Using Allen Weiss, MD, CEO of NCH Healthcare System in Naples, Fla., as his example, Betbeze asserts that most healthcare leaders would like fewer people using their services since hospitals are “for serious illness,” and thus expensive and “often deadly.” Furthermore, there’s “the unsustainable cost trajectory of healthcare [that] threatens their continued existence.”

However, maybe you’re like Weiss, who is among those medical professionals who believe that spending will eventually level out. As a result of this belief, Weiss is becoming a pioneer of unprecedented incentives designed to keep hospital beds empty.

Currently, Weiss is establishing partnerships with commercial payers that are less distant and competitive than before. His first partnership is with Blue Cross and Blue Shield of Florida with whom NCH has agreed to share claims data.

In the first few months of this collaboration, NCH discovered that its physicians were managing waste effectively. However, hidden waste was still an issue, and the system and the payer determined that “a combination of resources could make real-time interventions on physician decision-making based on evidence possible,” Betbeze writes.

For one thing, NCH discovered that they were doing too much thyroid testing and have since established new standards for when to give thyroid tests. Digging deeper into its processes, NCH is now working with Blue Cross and Blue Shield on cutting back the number of radiological procedures that are performed, one third of which are unnecessary.

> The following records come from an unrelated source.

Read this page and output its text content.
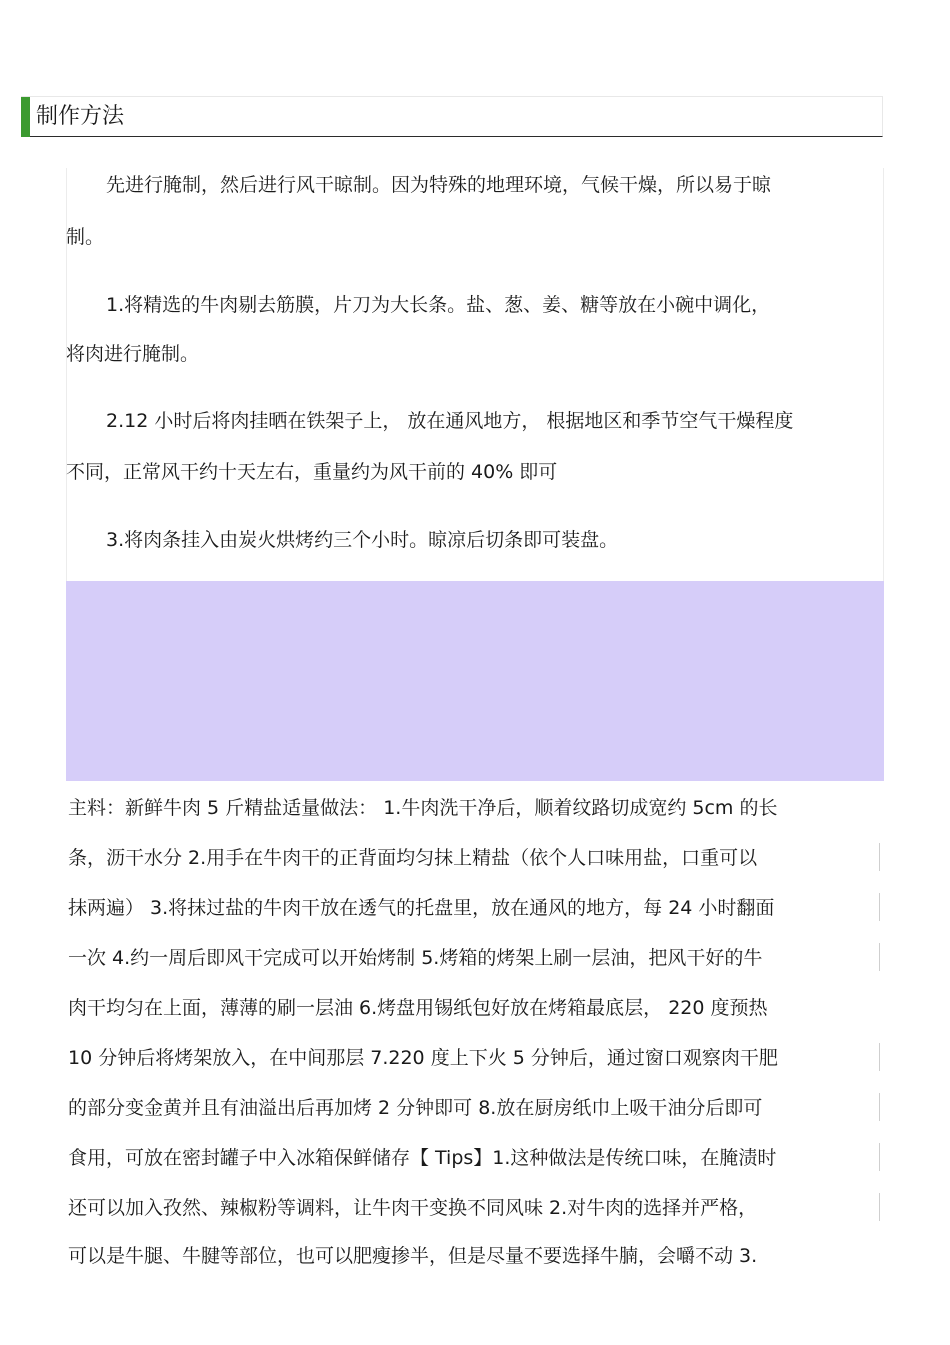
制作方法
先进行腌制，然后进行风干晾制。因为特殊的地理环境，气候干燥，所以易于晾
制。
1.将精选的牛肉剔去筋膜，片刀为大长条。盐、葱、姜、糖等放在小碗中调化，
将肉进行腌制。
2.12 小时后将肉挂晒在铁架子上， 放在通风地方， 根据地区和季节空气干燥程度
不同，正常风干约十天左右，重量约为风干前的 40% 即可
3.将肉条挂入由炭火烘烤约三个小时。晾凉后切条即可装盘。
主料：新鲜牛肉 5 斤精盐适量做法： 1.牛肉洗干净后，顺着纹路切成宽约 5cm 的长
条，沥干水分 2.用手在牛肉干的正背面均匀抹上精盐（依个人口味用盐，口重可以
抹两遍） 3.将抹过盐的牛肉干放在透气的托盘里，放在通风的地方，每 24 小时翻面
一次 4.约一周后即风干完成可以开始烤制 5.烤箱的烤架上刷一层油，把风干好的牛
肉干均匀在上面，薄薄的刷一层油 6.烤盘用锡纸包好放在烤箱最底层， 220 度预热
10 分钟后将烤架放入，在中间那层 7.220 度上下火 5 分钟后，通过窗口观察肉干肥
的部分变金黄并且有油溢出后再加烤 2 分钟即可 8.放在厨房纸巾上吸干油分后即可
食用，可放在密封罐子中入冰箱保鲜储存【 Tips】1.这种做法是传统口味，在腌渍时
还可以加入孜然、辣椒粉等调料，让牛肉干变换不同风味 2.对牛肉的选择并严格，
可以是牛腿、牛腱等部位，也可以肥瘦掺半，但是尽量不要选择牛腩，会嚼不动 3.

Weiss believes that this close collaboration “will provide ‘almost real-time feedback’ that NCH’s physician medical director will be sharing with physicians.”

After the collaboration completes its examination of processes, they will move on to outcomes.

It’s a comfortable partnership, Weiss asserts, because there’s no real pressure. It’s all voluntary with nothing to lose.

“It’s like learning day at the casino,” he observes, and eventually, he hopes that the data sharing will lead to payers providing the system with their profit margins, a disclosure that would help NCH greatly.

Says Weiss, “If we can get to that point we have it made. We’ll be like the Maytag repair guy, which gets them away from paying us for sickness. That’s the tragedy of the current system. We can’t afford to continue to do what we’ve done.”

What are your thoughts on Weiss’ approach to keeping patients healthy and out of the hospital? What incentives would you suggest? What incentives has your organization adopted to reduce unnecessary testing and expenses?